Каждый прошедший день был для Фернанды похож на другой, и, к великому удивлению ее нотариуса, не прерывавшего с ней переписку, она так и не появилась вновь в Париже и, казалось, была расположена жить до скончания срока, отведенного ей в этом мире Господом Богом, в соответствии с планом, изложенным ею в день отъезда. За эти три года ни разу не случалось ничего такого, что внесло бы хоть какое-то разнообразие в существование, которое она вела в старом замке. И вот однажды, вернувшись в воскресенье от обедни, она увидела своего управляющего, ожидавшего ее у двери с явно озабоченным видом.
— В чем дело, мой славный Жак, — сказала она ему, — что случилось, почему у вас такой испуганный вид?
— Дело в том, сударыня, — ответил старый крестьянин, — что за время вашего отсутствия произошло что-то странное.
— Что же произошло, мой друг? — с улыбкой спросила Фернанда.
— Я мог бы ничего не говорить вам, и все бы так и осталось, — отвечал Жак, — но, если я плохо поступил, лучше уж сразу отругайте меня, чтобы совесть у меня, по крайней мере, была спокойна.
— Ах, Боже мой! Вы меня просто пугаете, — сказала Фернанда ласково, подозревая, что речь идет всего-навсего о каком-нибудь нарушении установленного ею в доме порядка.
— О! Ничего страшного в этом нет, потому что это был вполне порядочный молодой человек, друг господ де Савене, ваших соседей.
— Ну хорошо, дальше, Жак.
— Так вот, сударыня, этот молодой человек охотился с семи часов утра и, потеряв, по его словам, своих товарищей, очутился в целом льё от места условленной встречи; внимательно оглядев аллею вязов, замок, а главное, герб над дверью, этот молодой человек спросил, кому принадлежит поместье. А так как вы вовсе не запрещали называть свое имя, я ответил, что оно принадлежит госпоже Дю-кудре.

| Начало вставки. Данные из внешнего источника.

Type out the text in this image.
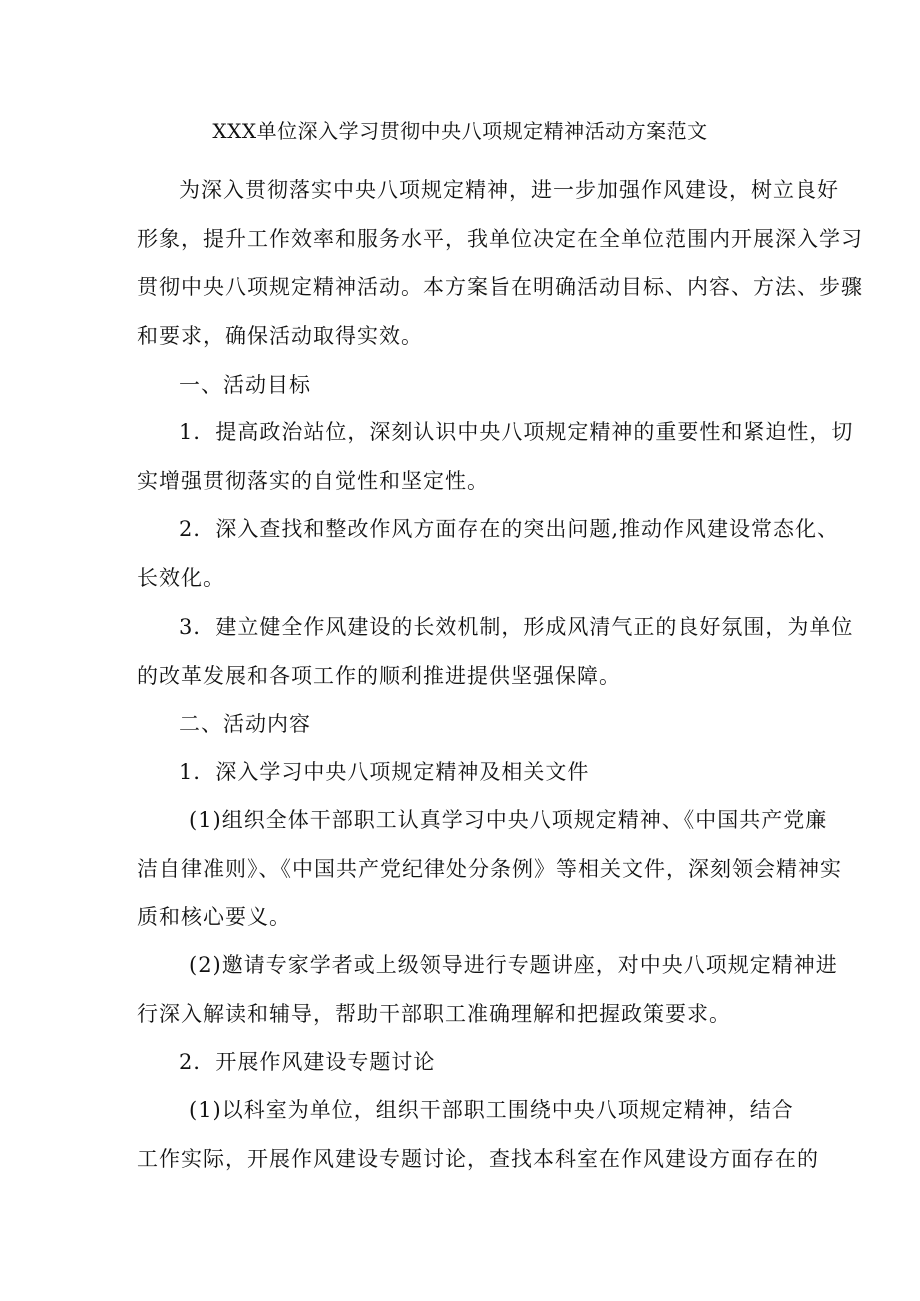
XXX单位深入学习贯彻中央八项规定精神活动方案范文
为深入贯彻落实中央八项规定精神，进一步加强作风建设，树立良好
形象，提升工作效率和服务水平，我单位决定在全单位范围内开展深入学习
贯彻中央八项规定精神活动。本方案旨在明确活动目标、内容、方法、步骤
和要求，确保活动取得实效。
一、活动目标
1．提高政治站位，深刻认识中央八项规定精神的重要性和紧迫性，切
实增强贯彻落实的自觉性和坚定性。
2．深入查找和整改作风方面存在的突出问题,推动作风建设常态化、
长效化。
3．建立健全作风建设的长效机制，形成风清气正的良好氛围，为单位
的改革发展和各项工作的顺利推进提供坚强保障。
二、活动内容
1．深入学习中央八项规定精神及相关文件
(1)组织全体干部职工认真学习中央八项规定精神、《中国共产党廉
洁自律准则》、《中国共产党纪律处分条例》等相关文件，深刻领会精神实
质和核心要义。
(2)邀请专家学者或上级领导进行专题讲座，对中央八项规定精神进
行深入解读和辅导，帮助干部职工准确理解和把握政策要求。
2．开展作风建设专题讨论
(1)以科室为单位，组织干部职工围绕中央八项规定精神，结合
工作实际，开展作风建设专题讨论，查找本科室在作风建设方面存在的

При словах "госпожа Дюкудре" этот молодой человек сильно разволновался.
"Сударь знает нашу госпожу?" — спросил я его.
"Да, — ответил он мне, — хорошо знал прежде".

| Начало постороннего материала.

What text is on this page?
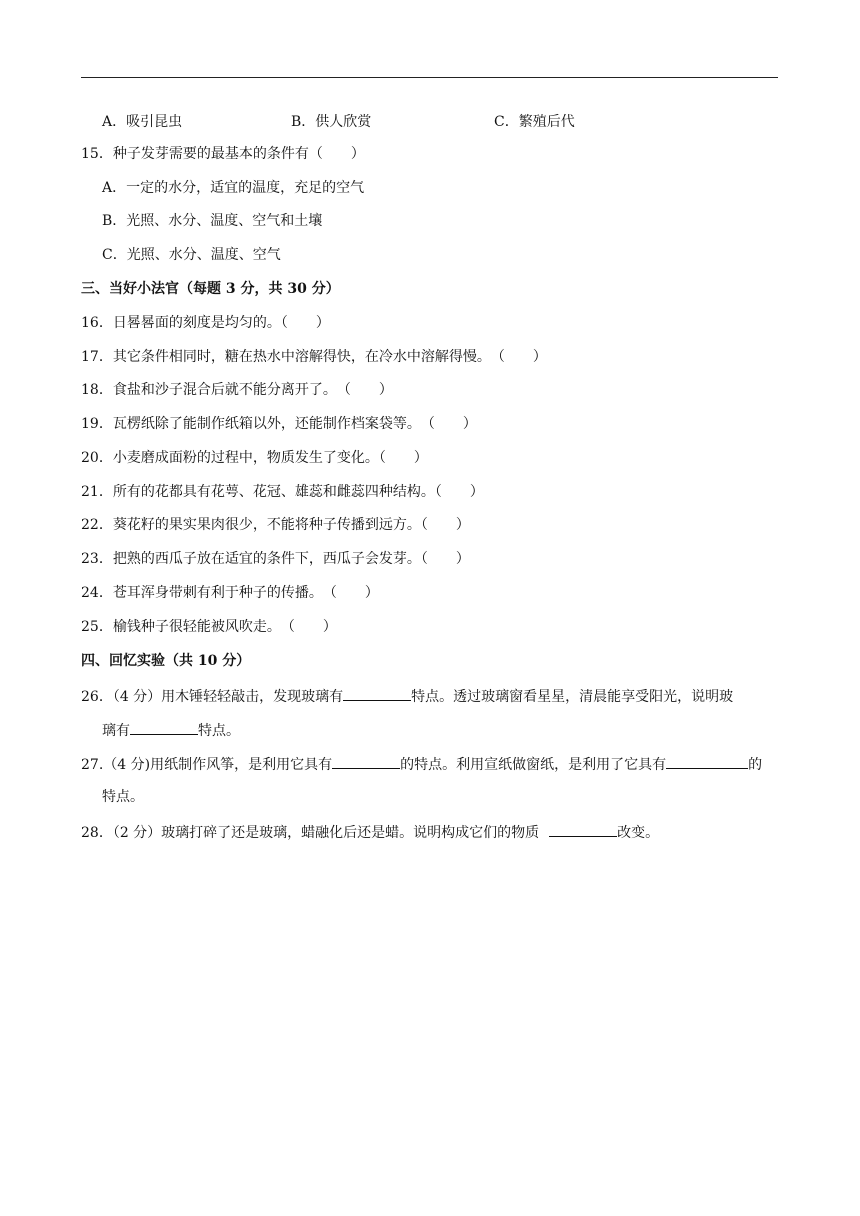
A．吸引昆虫	B．供人欣赏	C．繁殖后代
15．种子发芽需要的最基本的条件有（　　）
A．一定的水分，适宜的温度，充足的空气
B．光照、水分、温度、空气和土壤
C．光照、水分、温度、空气
三、当好小法官（每题 3 分，共 30 分）
16．日晷晷面的刻度是均匀的。（　　）
17．其它条件相同时，糖在热水中溶解得快，在冷水中溶解得慢。　（　　）
18．食盐和沙子混合后就不能分离开了。　（　　）
19．瓦楞纸除了能制作纸箱以外，还能制作档案袋等。　（　　）
20．小麦磨成面粉的过程中，物质发生了变化。（　　）
21．所有的花都具有花萼、花冠、雄蕊和雌蕊四种结构。（　　）
22．葵花籽的果实果肉很少，不能将种子传播到远方。（　　）
23．把熟的西瓜子放在适宜的条件下，西瓜子会发芽。（　　）
24．苍耳浑身带刺有利于种子的传播。　（　　）
25．榆钱种子很轻能被风吹走。　（　　）
四、回忆实验（共 10 分）
26．（4 分）用木锤轻轻敲击，发现玻璃有	特点。透过玻璃窗看星星，清晨能享受阳光，说明玻
璃有	特点。
27.（4 分)用纸制作风筝，是利用它具有	的特点。利用宣纸做窗纸，是利用了它具有	的
特点。
28．（2 分）玻璃打碎了还是玻璃，蜡融化后还是蜡。说明构成它们的物质	改变。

"Тогда жаль, что госпожа ушла к обедне", — сказал я ему.
"Она ушла к обедне? — воскликнул он. — В соседнюю деревню, не так ли?"
"Да, сударь".
"Послушай, друг мой, — добавил он, — в таком случае ты можешь оказать мне услугу, за которую я буду благодарен тебе всю жизнь".
"Говорите, сударь, и, если это в моей власти, я с большим удовольствием исполню вашу просьбу".
"Я хотел бы посетить замок в отсутствие госпожи Дюкудре".
"Но, — сказал я тогда, — замок не продается, сударь".
"Я это отлично знаю, — ответил он, — но ты не можешь знать, сколько воспоминаний заключено в этом замке".
"Сударь жил здесь в юности?"
"Нет, я даже никогда не бывал в замке, хотя и знаю его, будто вчера отсюда уехал".
"Позвольте вам заметить, сударь, что мне это кажется очень странным"
"Послушай, друг мой, — сказал он, взяв меня за руки, — говорю тебе, мне очень хочется увидеть этот замок, и могу тебя заверить, что никаких неприятностей из-за моего визита у тебя не будет. Но давай договоримся так: не впускай меня в комнаты, пока я заранее не скажу тебе, какая мебель там стоит и какие там обои на стенах".
"Сударь, — отвечал я в замешательстве, — у меня нет разрешения делать то, о чем вы просите".
"Но у тебя нет и приказа не делать этого?"
"Нет, сударь", — отвечал я.
"Хорошо! Еще раз обращаюсь к тебе: сделай то, о чем я тебя прошу. Если бы ты не служил у госпожи Дюкудре, я предложил бы тебе денег, но знаю, что те, кто у нее служат, ни в чем не нуждаются".
"Теперь я вижу, — заметил я, — что вы не солгали, сказав, что знаете госпожу".
"О, это ангел!" — воскликнул он.
Что поделаешь, сударыня, — продолжал управляющий, — я не мог отказать в просьбе человеку, который так о вас говорил.
— Значит, вы согласились? — спросила Фернанда изменившимся голосом, не в силах скрыть своего волнения.
— О Боже мой, сударыня, неужели я плохо поступил? — спросил управляющий.
— Нет, успокойтесь, молодой человек сказал вам правду, он знает этот замок не хуже меня.